In Madhya Pradesh, besides Muslims, the battle against CAA and NRC is being led by Adivasi and Dalit groups. The first major protest by Adivasi and Dalit groups was organised in Barwani in the end of January.
Protests also took place at Khargone and Burhanpur. The joint demand by Muslim, Adivasi and Dalit groups compelled the Madhya Pradesh government to adopt a motion against the CAA.
In Tamil Nadu, the protests against CAA appear to have the active backing of the DMK and the MDMK. The brutal police action against protesters in Chennai also expanded support for the anti-CAA movement in Tamil Nadu, with several Opposition parties and individual citizens expressing their solidarity.
DMK President MK Stalin also initiated a signature campaign against CAA, which reportedly received over 2 crore signatures.
In West Bengal, the battle against CAA and NRC is not seen as an exclusively Muslim issue, with several activists, artists and the ruling Trinamool Congress also joining the stir. Chief Minister Mamata Banerjee has herself led protests in several parts of the state since the passage of the CAA.
The NRC process in Assam, which affected several Bengali-speaking Hindus and Muslims, has created fear among some Hindus in West Bengal as well. And the protesters as well as the TMC have partially succeeded in sending the message that this isn’t a Hindu-Muslim issue.
There is also a narrative that BJP’s Hindutva project goes against West Bengal’s ‘syncretic’ culture and there are attempts to counter it from a Bengali Hindu perspective.
This has pushed elements within BJP on the back-foot as well, with leaders like Chandra Kumar Bose adopting a more conciliatory line regarding the CAA.
Why Have Protests Expanded?
There are several reasons why the involvement of non-Muslims in the anti-CAA protests is slowly increasing.

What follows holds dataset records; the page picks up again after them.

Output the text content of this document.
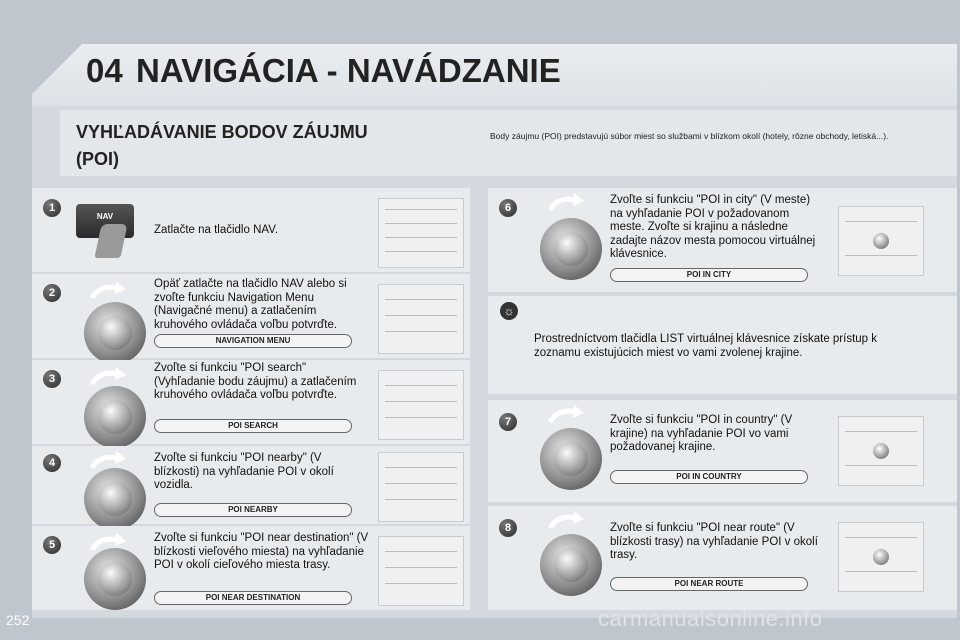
04 NAVIGÁCIA - NAVÁDZANIE
VYHĽADÁVANIE BODOV ZÁUJMU (POI)
Body záujmu (POI) predstavujú súbor miest so službami v blízkom okolí (hotely, rôzne obchody, letiská...).
1
NAV
Zatlačte na tlačidlo NAV.
2
Opäť zatlačte na tlačidlo NAV alebo si zvoľte funkciu Navigation Menu (Navigačné menu) a zatlačením kruhového ovládača voľbu potvrďte.
NAVIGATION MENU
3
Zvoľte si funkciu "POI search" (Vyhľadanie bodu záujmu) a zatlačením kruhového ovládača voľbu potvrďte.
POI SEARCH
4	Zvoľte si funkciu "POI nearby" (V blízkosti) na vyhľadanie POI v okolí vozidla.
POI NEARBY
5
Zvoľte si funkciu "POI near destination" (V blízkosti vieľového miesta) na vyhľadanie POI v okolí cieľového miesta trasy.
POI NEAR DESTINATION
6
Zvoľte si funkciu "POI in city" (V meste) na vyhľadanie POI v požadovanom meste. Zvoľte si krajinu a následne zadajte názov mesta pomocou virtuálnej klávesnice.
POI IN CITY
☼
Prostredníctvom tlačidla LIST virtuálnej klávesnice získate prístup k zoznamu existujúcich miest vo vami zvolenej krajine.
7	Zvoľte si funkciu "POI in country" (V krajine) na vyhľadanie POI vo vami požadovanej krajine.
POI IN COUNTRY
8	Zvoľte si funkciu "POI near route" (V blízkosti trasy) na vyhľadanie POI v okolí trasy.
POI NEAR ROUTE
252	carmanualsonline.info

First, the protests by Muslims themselves have expanded manifold from the time the agitation initially started. In Maharashtra for example, there are protests in almost every town with a sizable Muslim population. This has enabled non-Muslims who are aggrieved with Hindutva forces or the central government, Dalits and farmers for example, to join the protests out of a sense of common disaffection.
Second, Muslim women being at the forefront of the protests has helped broaden the appeal of the anti-CAA agitation.
Third, in states like Punjab, Tamil Nadu and West Bengal, the protests are also invoking a shared syncretic culture, standing against the Hindi-Hindutva hegemony. In Maharashtra, the dominant narrative of the protests is rooted in the ideals of Jotiba Phule and BR Ambedkar and the need to resist Brahminical hegemony.
Fourth, the vocabulary of the Constitution and the constant invocation of the freedom struggle and icons like BR Ambedkar have also provided a platform for including diverse forces under the protests.
Fifth, it is perhaps no coincidence that non-Muslims have joined the protests at a far greater scale in non-BJP ruled states. This could be because the threat of state repression as well as right-wing propaganda against the protests are less in these states. There are exceptions, of course, such as the Sikh farmers from Punjab who came to Delhi’s Shaheen Bagh in large numbers despite the threat of violence by Delhi Police or of attacks by right-wing goons.
The broadening of the base of the protests could have harmful consequences for the government as it appears that the propaganda that the anti-CAA stir is “Islamist” or “anti-national” isn’t quite cutting it.